В конце июля Прокоп Савельич и Вася-Конь тронулись в первопрестольную.
2
— А в гостиницах тут у них, в Москве, одно баловство и шаншонетки, я там сроду не останавливаюсь, мило дело — у Кирьяна Иваныча: тихо, пристойно, и семейство самое приличное. Трогай, голубчик, — Прокоп Савелъич обтер платком потное свое личико и откинулся на кожаном сиденье московского лихача, которому он велел ехать с Ярославского вокзала в Замоскворечье, где проживал давний его компаньон и друг, первой гильдии купец Кирьян Иваныч Воротников. Вася-Конь присоседился в пролетке рядом с хозяином и во все стороны крутил головой — чудно!
Такого многолюдства и такой спешки он отродясь не видывал. Лихачи летят, торговцы кричат, все бегут куда-то, как угорелые, а вывески магазинные лепятся одна к другой, да так тесно, что на иных домах свободного места не имеется — сплошная торговля. Да это сколько же народу с деньгами надобно, чтобы хоть чего-нибудь купили?!
Но вот и тихое Замоскворечье, где ни шуму, ни крику, где все благостно и размеренно. Высокие заборы, сады, большие, просторные дома, а по обочинам улицы — как в деревне, зеленая травка, и на ней в иных местах пасутся куры. Дом у Кирьяна Иваныча стоит в глубине, скрытый высокими липами, глухие ворота раскрыты настежь, а к дому ведет дорожка, покрытая чистым речным песком. В воротах дежурит кудрявый парень в алой рубахе, видно работник, которому приказали дожидаться гостей. Парень кидается к пролетке, помогает снять чемоданы, тащит их в дом и на ходу бойким московским говорком докладывает, что хозяин давно ждет дорогого гостя, что сегодня и обед отложили до его прибытия… А вот и сам хозяин, седенький старичок, ловко и по-молодому спрыгивает с крыльца, через две ступеньки, и спешит навстречу, по-птичьи прискакивая на каждом шаге.

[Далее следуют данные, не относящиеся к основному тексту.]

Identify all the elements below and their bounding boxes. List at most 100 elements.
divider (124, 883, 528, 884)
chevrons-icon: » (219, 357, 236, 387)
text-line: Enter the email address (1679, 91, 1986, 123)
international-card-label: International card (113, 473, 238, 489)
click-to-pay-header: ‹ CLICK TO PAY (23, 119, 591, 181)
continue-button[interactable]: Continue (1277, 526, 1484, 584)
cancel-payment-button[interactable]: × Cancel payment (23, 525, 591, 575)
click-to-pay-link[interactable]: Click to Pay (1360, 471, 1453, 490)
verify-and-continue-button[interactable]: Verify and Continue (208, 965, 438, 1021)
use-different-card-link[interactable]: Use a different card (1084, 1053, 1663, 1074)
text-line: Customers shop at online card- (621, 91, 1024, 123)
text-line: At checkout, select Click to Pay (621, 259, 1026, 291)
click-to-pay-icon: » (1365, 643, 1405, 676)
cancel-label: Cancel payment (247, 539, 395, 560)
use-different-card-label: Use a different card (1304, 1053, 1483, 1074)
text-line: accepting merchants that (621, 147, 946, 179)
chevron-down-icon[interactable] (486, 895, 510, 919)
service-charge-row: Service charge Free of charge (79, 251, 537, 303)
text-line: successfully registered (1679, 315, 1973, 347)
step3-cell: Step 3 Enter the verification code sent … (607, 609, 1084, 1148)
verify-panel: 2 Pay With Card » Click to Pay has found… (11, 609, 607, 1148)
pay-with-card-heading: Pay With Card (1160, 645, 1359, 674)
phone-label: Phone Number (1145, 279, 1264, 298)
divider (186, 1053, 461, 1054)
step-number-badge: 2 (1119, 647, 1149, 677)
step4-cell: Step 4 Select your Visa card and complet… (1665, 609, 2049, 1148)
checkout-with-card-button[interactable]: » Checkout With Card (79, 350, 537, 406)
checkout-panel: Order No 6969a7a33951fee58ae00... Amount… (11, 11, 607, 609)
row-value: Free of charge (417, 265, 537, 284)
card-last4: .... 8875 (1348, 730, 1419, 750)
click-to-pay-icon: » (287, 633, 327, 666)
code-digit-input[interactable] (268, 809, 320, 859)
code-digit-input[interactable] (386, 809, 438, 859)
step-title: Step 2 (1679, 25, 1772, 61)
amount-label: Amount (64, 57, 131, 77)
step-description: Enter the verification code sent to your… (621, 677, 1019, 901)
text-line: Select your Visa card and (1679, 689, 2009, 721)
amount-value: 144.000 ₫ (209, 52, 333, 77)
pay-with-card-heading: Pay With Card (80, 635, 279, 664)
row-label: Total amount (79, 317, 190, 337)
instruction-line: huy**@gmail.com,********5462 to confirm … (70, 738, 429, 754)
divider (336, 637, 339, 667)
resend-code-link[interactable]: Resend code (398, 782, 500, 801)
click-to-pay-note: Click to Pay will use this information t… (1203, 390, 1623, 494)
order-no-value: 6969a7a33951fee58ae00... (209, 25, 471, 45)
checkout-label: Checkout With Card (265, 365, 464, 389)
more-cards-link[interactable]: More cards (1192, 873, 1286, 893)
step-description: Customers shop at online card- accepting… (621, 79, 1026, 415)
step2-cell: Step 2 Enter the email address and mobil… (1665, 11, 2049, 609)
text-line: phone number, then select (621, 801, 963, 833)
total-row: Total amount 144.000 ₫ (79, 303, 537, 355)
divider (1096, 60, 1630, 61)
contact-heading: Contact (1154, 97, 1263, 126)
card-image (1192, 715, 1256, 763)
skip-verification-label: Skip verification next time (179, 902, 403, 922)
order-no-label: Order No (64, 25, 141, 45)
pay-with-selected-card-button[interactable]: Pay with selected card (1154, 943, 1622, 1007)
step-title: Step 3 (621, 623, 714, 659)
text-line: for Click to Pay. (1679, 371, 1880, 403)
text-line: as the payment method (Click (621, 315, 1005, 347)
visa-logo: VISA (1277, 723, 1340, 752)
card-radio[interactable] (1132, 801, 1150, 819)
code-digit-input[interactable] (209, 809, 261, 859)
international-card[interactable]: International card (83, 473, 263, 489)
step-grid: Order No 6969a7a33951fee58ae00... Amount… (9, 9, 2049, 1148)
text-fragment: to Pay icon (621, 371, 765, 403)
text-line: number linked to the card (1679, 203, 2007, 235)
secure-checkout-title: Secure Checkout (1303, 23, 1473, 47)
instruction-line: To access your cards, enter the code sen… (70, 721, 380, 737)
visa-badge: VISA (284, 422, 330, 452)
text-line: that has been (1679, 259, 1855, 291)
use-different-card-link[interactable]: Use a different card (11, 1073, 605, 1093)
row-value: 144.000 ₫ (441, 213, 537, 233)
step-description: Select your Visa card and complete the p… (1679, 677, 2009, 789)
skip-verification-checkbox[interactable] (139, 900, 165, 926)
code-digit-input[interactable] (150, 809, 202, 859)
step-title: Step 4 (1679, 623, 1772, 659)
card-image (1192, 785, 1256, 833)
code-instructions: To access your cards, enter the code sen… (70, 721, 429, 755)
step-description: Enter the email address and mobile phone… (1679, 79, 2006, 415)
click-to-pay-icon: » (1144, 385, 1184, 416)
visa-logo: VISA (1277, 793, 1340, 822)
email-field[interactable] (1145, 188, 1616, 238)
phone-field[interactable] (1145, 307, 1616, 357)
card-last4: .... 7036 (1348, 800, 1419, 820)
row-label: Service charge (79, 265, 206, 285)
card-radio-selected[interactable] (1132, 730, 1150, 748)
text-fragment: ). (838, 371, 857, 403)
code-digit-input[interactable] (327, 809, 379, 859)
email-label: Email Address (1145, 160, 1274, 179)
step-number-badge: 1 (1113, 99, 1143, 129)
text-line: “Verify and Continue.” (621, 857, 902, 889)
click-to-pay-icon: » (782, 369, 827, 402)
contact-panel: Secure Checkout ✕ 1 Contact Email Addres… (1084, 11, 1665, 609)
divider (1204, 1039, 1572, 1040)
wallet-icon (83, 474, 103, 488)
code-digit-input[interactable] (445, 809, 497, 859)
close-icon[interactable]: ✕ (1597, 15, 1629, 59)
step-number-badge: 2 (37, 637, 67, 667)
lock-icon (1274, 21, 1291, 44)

Обнялись, расцеловались троекратно старые дружки и вошли в дом. Парень в алой рубахе тоже утащился следом за ними вместе с чемоданами.
Вася-Конь не насмелился идти с хозяином и остался возле крыльца — один. Стоял, оглядывал ладное, по-хозяйски прибранное подворье и ощущал в груди тонкий холодок: что-то будет впереди, и удастся ли ему осуществить задуманное, ту самую, сладкую и желанную мечту, которую выносил он долгими ночами в алтайском предгорье?
И надеялся: выгорит дело!
— А вы, милостивый государь, чего тут встали? У крыльца и ночевать будете? — парень в алой рубахе улыбался хитро, с прищуром, и говорок свой бойкий сыпал без остановки. — Меня Филькой зовут, пойдем, я тебя на постой определю. Дружки наши теперь до ночи обедать сядут и разговоры разговаривать, а после, когда наливочки нахлебаются, петь изволят — это уж до утра. А утречком — только рассветет, они еще поплачут на плечиках друг у дружки, в вечной дружбе поклянутся и почивать отправятся. А может, и не отправятся, может, баню велят топить. Так что, милостивый государь, до обеда вас никто тревожить не посмеет. А тебя-то как зовут?